The company’s major expenses are for physician benefits and training, which were 72% of revenues. This makes sense as the recruitment of additional physicians is a key growth driver, and IPCM pays above-average salaries to stay competitive. It also removes all administrative burdens from the doctors and allows them to concentrate on their patients. Turnover was approximately 15% in 2009 and 2010. While I would prefer to see a slightly lower rate, the company maintains that it is not having difficulty recruiting physicians.

Enhancing IPCM’s leadership role is an innovative IT platform called IPC-Link that the company touts as “breakthrough.” It essentially is a virtual office customized to the needs of each hospitalist. IPC-Link handles everything from patient records to communication with primary care physicians and specialists (such as notifying them when their patient has been released) to billing to analyzing care, quality and productivity.

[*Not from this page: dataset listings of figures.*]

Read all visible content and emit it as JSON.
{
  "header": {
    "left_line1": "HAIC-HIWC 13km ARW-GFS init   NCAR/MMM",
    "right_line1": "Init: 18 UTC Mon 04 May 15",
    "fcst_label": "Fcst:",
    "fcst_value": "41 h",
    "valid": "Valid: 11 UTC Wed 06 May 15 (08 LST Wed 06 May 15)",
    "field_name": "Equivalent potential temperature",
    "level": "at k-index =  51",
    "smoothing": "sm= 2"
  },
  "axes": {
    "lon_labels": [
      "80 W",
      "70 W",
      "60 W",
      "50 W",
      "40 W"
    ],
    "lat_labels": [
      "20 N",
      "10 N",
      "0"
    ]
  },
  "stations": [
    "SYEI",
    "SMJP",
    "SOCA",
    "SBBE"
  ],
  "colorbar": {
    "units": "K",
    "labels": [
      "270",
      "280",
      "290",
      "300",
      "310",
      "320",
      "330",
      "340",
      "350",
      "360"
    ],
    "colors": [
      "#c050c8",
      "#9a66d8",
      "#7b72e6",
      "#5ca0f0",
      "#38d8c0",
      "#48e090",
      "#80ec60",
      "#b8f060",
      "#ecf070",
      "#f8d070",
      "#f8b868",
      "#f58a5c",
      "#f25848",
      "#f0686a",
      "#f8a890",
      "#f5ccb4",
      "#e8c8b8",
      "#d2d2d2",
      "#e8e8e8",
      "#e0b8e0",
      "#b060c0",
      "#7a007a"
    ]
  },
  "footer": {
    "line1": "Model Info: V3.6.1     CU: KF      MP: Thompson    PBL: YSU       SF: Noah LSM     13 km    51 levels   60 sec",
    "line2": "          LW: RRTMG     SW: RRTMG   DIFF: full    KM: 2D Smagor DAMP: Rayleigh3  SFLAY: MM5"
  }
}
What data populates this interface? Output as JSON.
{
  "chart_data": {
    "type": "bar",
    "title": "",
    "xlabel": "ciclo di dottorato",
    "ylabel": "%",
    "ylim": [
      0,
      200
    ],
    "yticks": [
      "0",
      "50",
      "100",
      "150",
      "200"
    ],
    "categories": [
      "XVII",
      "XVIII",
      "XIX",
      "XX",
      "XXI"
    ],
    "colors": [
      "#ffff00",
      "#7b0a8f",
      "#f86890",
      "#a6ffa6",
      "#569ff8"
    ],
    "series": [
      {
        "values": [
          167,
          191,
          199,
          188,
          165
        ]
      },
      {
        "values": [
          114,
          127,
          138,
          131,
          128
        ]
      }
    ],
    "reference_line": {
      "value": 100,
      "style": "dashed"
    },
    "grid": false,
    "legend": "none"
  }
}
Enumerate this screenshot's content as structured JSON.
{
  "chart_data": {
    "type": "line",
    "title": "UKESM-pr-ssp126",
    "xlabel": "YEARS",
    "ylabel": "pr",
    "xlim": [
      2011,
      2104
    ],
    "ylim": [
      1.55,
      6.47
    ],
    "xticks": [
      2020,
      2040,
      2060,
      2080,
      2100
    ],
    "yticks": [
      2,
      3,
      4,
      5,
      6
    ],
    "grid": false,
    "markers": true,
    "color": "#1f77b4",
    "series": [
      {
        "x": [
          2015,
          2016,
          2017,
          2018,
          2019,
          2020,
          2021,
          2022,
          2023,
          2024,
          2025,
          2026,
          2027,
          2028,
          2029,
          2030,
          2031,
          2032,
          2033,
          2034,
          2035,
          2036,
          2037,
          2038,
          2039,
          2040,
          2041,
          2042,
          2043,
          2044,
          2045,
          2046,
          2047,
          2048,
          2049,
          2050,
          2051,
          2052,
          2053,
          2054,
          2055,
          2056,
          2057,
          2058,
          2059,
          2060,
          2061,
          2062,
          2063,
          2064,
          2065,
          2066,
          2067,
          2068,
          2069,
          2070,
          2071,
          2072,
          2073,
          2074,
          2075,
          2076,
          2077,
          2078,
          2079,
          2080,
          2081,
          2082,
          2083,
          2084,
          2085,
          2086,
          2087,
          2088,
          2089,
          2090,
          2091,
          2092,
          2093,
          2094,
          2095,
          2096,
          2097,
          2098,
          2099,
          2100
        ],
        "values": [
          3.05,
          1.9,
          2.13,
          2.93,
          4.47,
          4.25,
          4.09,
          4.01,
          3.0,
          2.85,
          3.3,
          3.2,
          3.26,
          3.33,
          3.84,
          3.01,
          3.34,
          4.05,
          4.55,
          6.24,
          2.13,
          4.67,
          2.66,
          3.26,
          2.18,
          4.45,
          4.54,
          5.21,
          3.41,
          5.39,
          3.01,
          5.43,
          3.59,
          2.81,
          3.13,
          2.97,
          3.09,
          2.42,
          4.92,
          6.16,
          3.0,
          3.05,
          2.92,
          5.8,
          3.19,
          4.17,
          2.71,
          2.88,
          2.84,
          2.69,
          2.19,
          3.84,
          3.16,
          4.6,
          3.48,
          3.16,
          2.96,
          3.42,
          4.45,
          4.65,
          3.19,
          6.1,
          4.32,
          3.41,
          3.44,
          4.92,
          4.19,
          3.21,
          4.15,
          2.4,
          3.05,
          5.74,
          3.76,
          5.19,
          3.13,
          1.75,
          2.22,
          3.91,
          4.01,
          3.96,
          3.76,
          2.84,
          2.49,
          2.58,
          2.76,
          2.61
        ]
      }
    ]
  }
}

Speaking of billing, with the strong emphasis on cutting health care costs, there is plenty of talk about insurance reimbursement levels declining, but IPCM says its outlook for reimbursements is stable. I like the fact that, despite the number of hospitalists and patients involved, the company performs only a limited number of billable procedures. Just eight billing codes account for 85% of revenues, with nearly all of the reimbursements coming from Medicare (45%) and private insurers (44%). Medicaid (6%) and patients who “self pay” (5%) constitute the rest. In addition, average revenues per patient encounter are less than $100, so IPCM’s fees should not be a primary target of cost-cutting.

Once and Future Growth

The earliest available financial information for IPCM is from 2005, three years before the company went public, and growth has been prodigious. From 2005 to 2010, revenues increased an average of nearly 27% a year from $111 million to $363. Much of this growth came from buying medical practices — with the company spending $122 million in acquisitions. Some of these were in markets where IPCM already existed, so they tucked them into existing operations, and others allowed them to expand into new markets. IPCM was able to generate a good deal of operating leverage from the scale gained through acquisitions, and operating income increased more than tenfold from 2005 to 2010, reaching $39.32 million.

Solid growth has continued through the first nine months of this year. Revenues increased 28% as the number of patient encounters grew 26%. Operating income grew less at 21%, and diluted earnings per share edged up to 38 cents from 37 cents in 2010. Margins were pressured because IPCM added a disproportionately high number of doctors in third quarter — 78 of the 271 (29%) added over the preceding 12 months were in the third quarter — which not only meant more salaries, but also increased costs for doctor orientation, relocation, expenses and signing bonuses. However, this lays the foundation for growth, and IPCM believes margins will recover as these costs abate going forward and the doctors become more productive.

In view of margin pressures in the third quarter, management did guide for full-year 2011 earnings to come in at the low end of their previous guidance range of $1.78 to $1.86 per share. But even if they only hit the very bottom of $1.78, that still would be 22% growth over the $1.46 earned in 2010. The market seems to like the growth and expected recovery in margins, as IPCM has been a relatively strong performer since the Oct. 27 earnings release.

Longer term, the future looks very bright. There currently are 30,000 hospitalists in the country — a number that continues to increase. And with just more than 1,100 affiliated with IPCM, the company has substantial room to grow. IPCM is respected in the industry, has a history of profitability and growth and has demonstrated its abilities to make smart acquisitions and add physicians that provide quality care. I look for earnings to continue to grow 20% or more per year for at least the next couple of years, and that growth could accelerate depending on future acquisitions.